The US and EU both raised concerns over alleged electoral interference, including the detention of political activists. They emphasised that all accusations of irregularities, manipulation, and fraudulent activities warrant comprehensive investigation.

Similar concerns were also expressed by British Foreign Minister David Cameron and the Australian Department of Foreign Affairs and Trade.

Separately, a report by the International Consor­tium of Investigative Journa­lists (ICIJ) highlighted that the contentious nature of these polls was unlikely to bring stability to the nation of over 240 million.

Last week, the FO had voiced its surprise over the international critique of the way elections were conducted, emphasising that such criticisms overlooked the intricate nature of holding polls in the country.

“We are surprised by the negative tone of some of these statements, which neither take into account the complexity of the electoral process, nor acknowledge the free and enthusiastic exercise of the right to vote by tens of millions of Pakistanis,” FO said in a statement.

Besides expressing its dismay and highlighting the peaceful participation of millions of Pakistanis in voting, the FO had also challenged reports of disruption of internet.

At a weekly press briefing today, Baloch emphasised Pakistan’s “democratic nature” and highlighted the significant participation of millions of voters in the general elections.

According to the Radio Pakistan report, she said that Pakistan welcomed foreign observers, including a group from the Commonwealth, demonstrating the country’s commitment to transparency in the electoral process.

Pakistan takes its constitutional obligations seriously, the FO spokesperson said, adding that the Pakistani people were entitled to enjoy their right to freedom and democracy.

“Any step that Pakistan takes in this regard is in conformity with its own constitutional obligations and not influenced by external advice,” she added.

Baloch further pointed out that the interim report of the Commonwealth observer group also highlighted the “transparency and participatory nature” of the general elections.

Calls for probe into election irregularities

On Monday, UN Secretary General Antonio Guterres urged authorities and political leaders in Pakistan to address the post-election situation through legal means, emphasising the need for a peaceful resolution.

At a news briefing at the UN headquarters in New York, the secretary general’s spokesperson, Stephane Dujarric, conveyed his message, stating that the UN chief “urges the authorities and political leaders (in Pakistan) to maintain a calm atmosphere and to reject and refrain from all forms of violence and avoid any actions that could increase or enflame tensions”.

The UN spokesperson emphasised the importance of resolving issues and disputes through established legal frameworks, stating that Guterres “calls for the resolving of all issues and disputes through the established legal frameworks and for human rights and the rule of law to be fully respected in the interest of the people of Pakistan”.

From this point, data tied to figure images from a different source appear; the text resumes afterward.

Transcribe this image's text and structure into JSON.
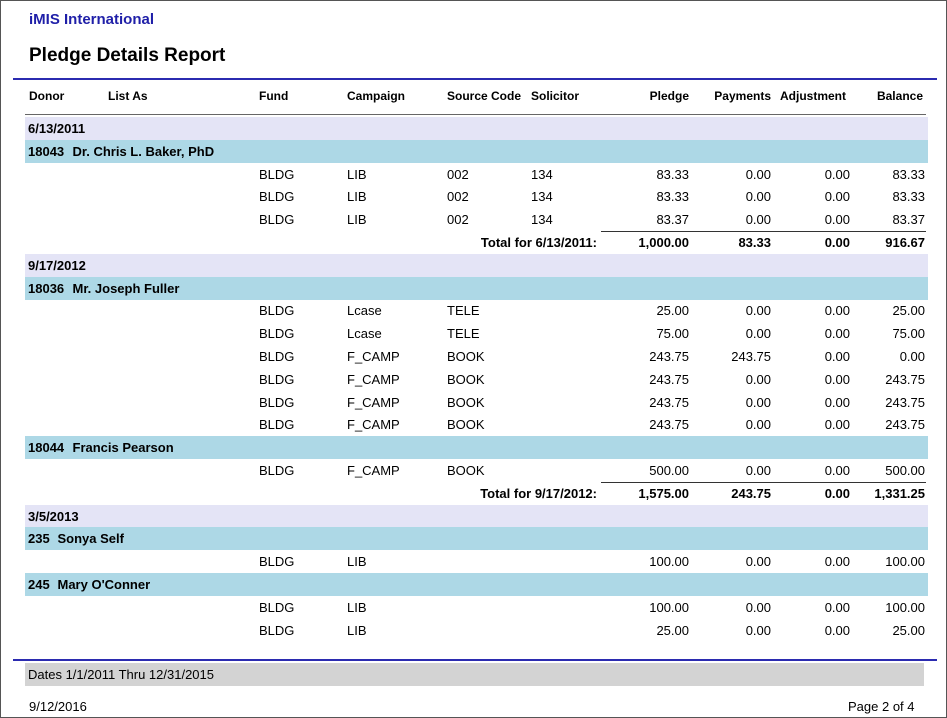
{
  "header": {
    "organization": "iMIS International",
    "title": "Pledge Details Report"
  },
  "columns": {
    "donor": "Donor",
    "list_as": "List As",
    "fund": "Fund",
    "campaign": "Campaign",
    "source_code": "Source Code",
    "solicitor": "Solicitor",
    "pledge": "Pledge",
    "payments": "Payments",
    "adjustment": "Adjustment",
    "balance": "Balance"
  },
  "groups": [
    {
      "date": "6/13/2011",
      "donors": [
        {
          "id": "18043",
          "name": "Dr. Chris L. Baker, PhD",
          "lines": [
            {
              "fund": "BLDG",
              "campaign": "LIB",
              "source_code": "002",
              "solicitor": "134",
              "pledge": "83.33",
              "payments": "0.00",
              "adjustment": "0.00",
              "balance": "83.33"
            },
            {
              "fund": "BLDG",
              "campaign": "LIB",
              "source_code": "002",
              "solicitor": "134",
              "pledge": "83.33",
              "payments": "0.00",
              "adjustment": "0.00",
              "balance": "83.33"
            },
            {
              "fund": "BLDG",
              "campaign": "LIB",
              "source_code": "002",
              "solicitor": "134",
              "pledge": "83.37",
              "payments": "0.00",
              "adjustment": "0.00",
              "balance": "83.37"
            }
          ]
        }
      ],
      "total": {
        "label": "Total for 6/13/2011:",
        "pledge": "1,000.00",
        "payments": "83.33",
        "adjustment": "0.00",
        "balance": "916.67"
      }
    },
    {
      "date": "9/17/2012",
      "donors": [
        {
          "id": "18036",
          "name": "Mr. Joseph Fuller",
          "lines": [
            {
              "fund": "BLDG",
              "campaign": "Lcase",
              "source_code": "TELE",
              "solicitor": "",
              "pledge": "25.00",
              "payments": "0.00",
              "adjustment": "0.00",
              "balance": "25.00"
            },
            {
              "fund": "BLDG",
              "campaign": "Lcase",
              "source_code": "TELE",
              "solicitor": "",
              "pledge": "75.00",
              "payments": "0.00",
              "adjustment": "0.00",
              "balance": "75.00"
            },
            {
              "fund": "BLDG",
              "campaign": "F_CAMP",
              "source_code": "BOOK",
              "solicitor": "",
              "pledge": "243.75",
              "payments": "243.75",
              "adjustment": "0.00",
              "balance": "0.00"
            },
            {
              "fund": "BLDG",
              "campaign": "F_CAMP",
              "source_code": "BOOK",
              "solicitor": "",
              "pledge": "243.75",
              "payments": "0.00",
              "adjustment": "0.00",
              "balance": "243.75"
            },
            {
              "fund": "BLDG",
              "campaign": "F_CAMP",
              "source_code": "BOOK",
              "solicitor": "",
              "pledge": "243.75",
              "payments": "0.00",
              "adjustment": "0.00",
              "balance": "243.75"
            },
            {
              "fund": "BLDG",
              "campaign": "F_CAMP",
              "source_code": "BOOK",
              "solicitor": "",
              "pledge": "243.75",
              "payments": "0.00",
              "adjustment": "0.00",
              "balance": "243.75"
            }
          ]
        },
        {
          "id": "18044",
          "name": "Francis Pearson",
          "lines": [
            {
              "fund": "BLDG",
              "campaign": "F_CAMP",
              "source_code": "BOOK",
              "solicitor": "",
              "pledge": "500.00",
              "payments": "0.00",
              "adjustment": "0.00",
              "balance": "500.00"
            }
          ]
        }
      ],
      "total": {
        "label": "Total for 9/17/2012:",
        "pledge": "1,575.00",
        "payments": "243.75",
        "adjustment": "0.00",
        "balance": "1,331.25"
      }
    },
    {
      "date": "3/5/2013",
      "donors": [
        {
          "id": "235",
          "name": "Sonya Self",
          "lines": [
            {
              "fund": "BLDG",
              "campaign": "LIB",
              "source_code": "",
              "solicitor": "",
              "pledge": "100.00",
              "payments": "0.00",
              "adjustment": "0.00",
              "balance": "100.00"
            }
          ]
        },
        {
          "id": "245",
          "name": "Mary O'Conner",
          "lines": [
            {
              "fund": "BLDG",
              "campaign": "LIB",
              "source_code": "",
              "solicitor": "",
              "pledge": "100.00",
              "payments": "0.00",
              "adjustment": "0.00",
              "balance": "100.00"
            },
            {
              "fund": "BLDG",
              "campaign": "LIB",
              "source_code": "",
              "solicitor": "",
              "pledge": "25.00",
              "payments": "0.00",
              "adjustment": "0.00",
              "balance": "25.00"
            }
          ]
        }
      ],
      "total": null
    }
  ],
  "footer": {
    "date_range": "Dates 1/1/2011 Thru 12/31/2015",
    "printed_date": "9/12/2016",
    "page_label": "Page 2 of  4"
  },
  "colors": {
    "org_title": "#1f1fa8",
    "rule": "#2b2bb0",
    "date_band": "#e4e4f6",
    "donor_band": "#add8e6",
    "footer_band": "#d3d3d3"
  }
}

In Washington, State Department Spokesperson Matthew Miller explained the United States’ stance on the matter, stating, “The claims of interference and fraud that we have seen raised, we want to ensure are fully investigated by Pakistan’s legal system, and we will be continuing to monitor that in the days ahead.”

He acknowledged the competitive nature of the election, but raised concerns about instances of political and election-related violence, as well as restrictions on internet and cell phone services negatively impacting the electoral process.